The contract of the parties, obliged the defendant to permit his sons to work four months for the plaintiff, at sixteen dollars for each month, to be applied in payment of the mare, which the latter had sold to him. Like all other agree*311ments, it should be executed according to its legal construction,, and it is incumbent upon the defendant to show a performance on. his part, or a sufficient excuse for his failure.

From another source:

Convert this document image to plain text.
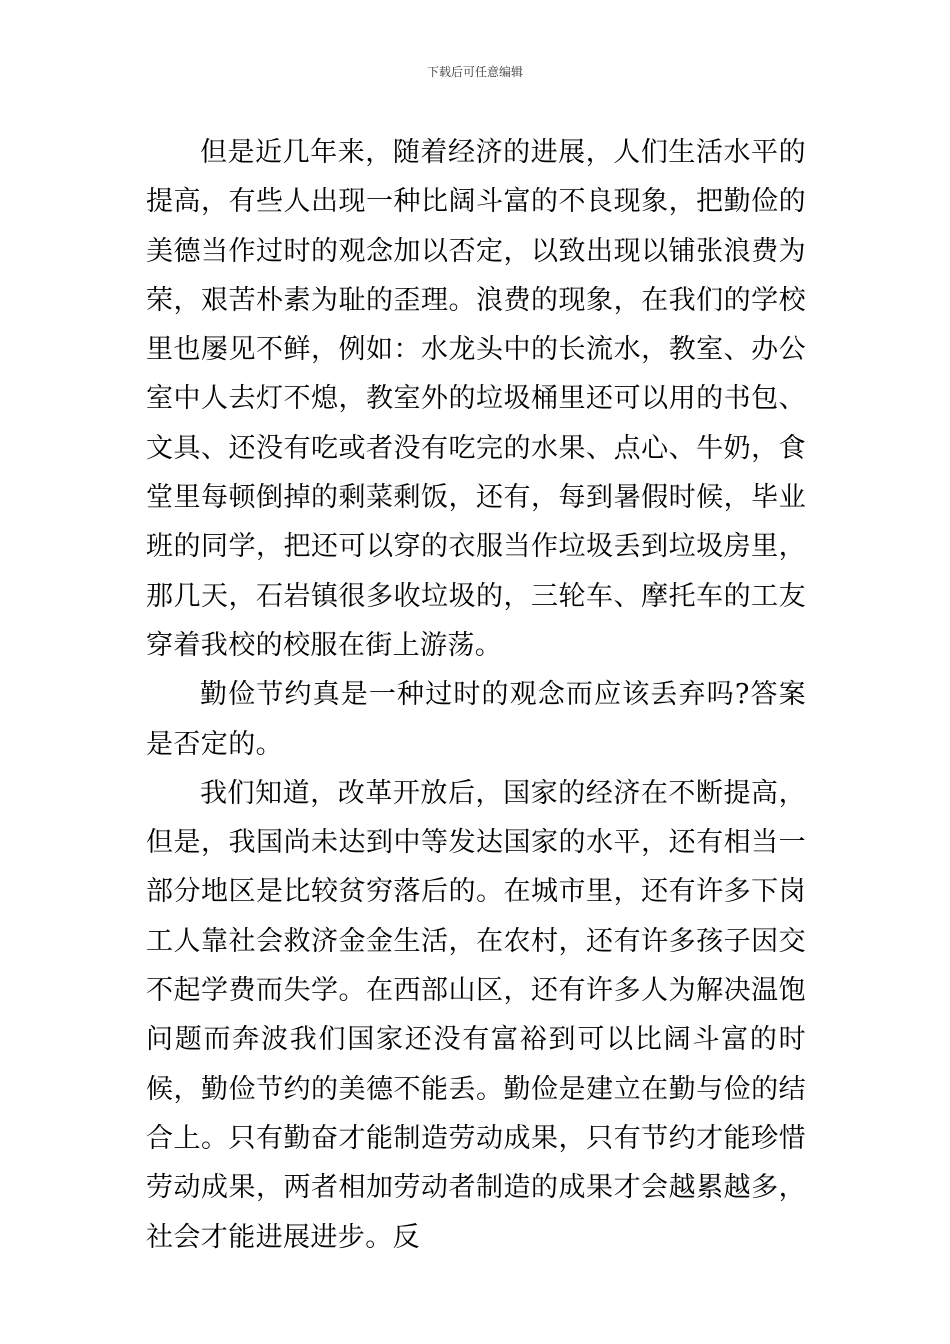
下载后可任意编辑

但是近几年来，随着经济的进展，人们生活水平的提高，有些人出现一种比阔斗富的不良现象，把勤俭的美德当作过时的观念加以否定，以致出现以铺张浪费为荣，艰苦朴素为耻的歪理。浪费的现象，在我们的学校里也屡见不鲜，例如：水龙头中的长流水，教室、办公室中人去灯不熄，教室外的垃圾桶里还可以用的书包、文具、还没有吃或者没有吃完的水果、点心、牛奶，食堂里每顿倒掉的剩菜剩饭，还有，每到暑假时候，毕业班的同学，把还可以穿的衣服当作垃圾丢到垃圾房里，那几天，石岩镇很多收垃圾的，三轮车、摩托车的工友穿着我校的校服在街上游荡。

勤俭节约真是一种过时的观念而应该丢弃吗?答案是否定的。

我们知道，改革开放后，国家的经济在不断提高，但是，我国尚未达到中等发达国家的水平，还有相当一部分地区是比较贫穷落后的。在城市里，还有许多下岗工人靠社会救济金金生活，在农村，还有许多孩子因交不起学费而失学。在西部山区，还有许多人为解决温饱问题而奔波我们国家还没有富裕到可以比阔斗富的时候，勤俭节约的美德不能丢。勤俭是建立在勤与俭的结合上。只有勤奋才能制造劳动成果，只有节约才能珍惜劳动成果，两者相加劳动者制造的成果才会越累越多，社会才能进展进步。反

It appeared that the defendant sent his sons to the plaintiff’s house, to labor according to his undertaking; that one of them having a .slight attack of sickness, at night, the plaintiff told them to go home, and that they need not return again at the price he agreed to allow for them; but that one of them could return and work eight months. This conduct was a direct refusal to receive the services of the defendant’s sons on the terms stipulated and a dismissal of them from the plaintiff’s employment. To do this, it was not necessary that actual force should have been employed; a command to cease laboring for the plaintiff, and that they need not return again, at the price fixed by the terms of the contract, furnished an ample apology for the defendant’s failure to perform his undertaking. The latter need not have made another offer of his sons’ services ; but the plaintiff if willing to recive them, should have given notice to the defendant. Whether, in the first instance, in order to put the defendant in default, a demand of performance should have been made of him, we need not inquire, as the sending of his sons to the plaintiff, presupposes such demand, or dispensed with it.
The offer of the plaintiff to permit one of the boys to work for him, double the length of time both were to labor, at the price stipulated for each, was not within the contract of the parties, and without the defendant’s assent, was not obligatory upon him.
It results from what has been said, that the Circuit Court should have charged the jury as prayed; its judgment is consequently reversed and the cause remanded.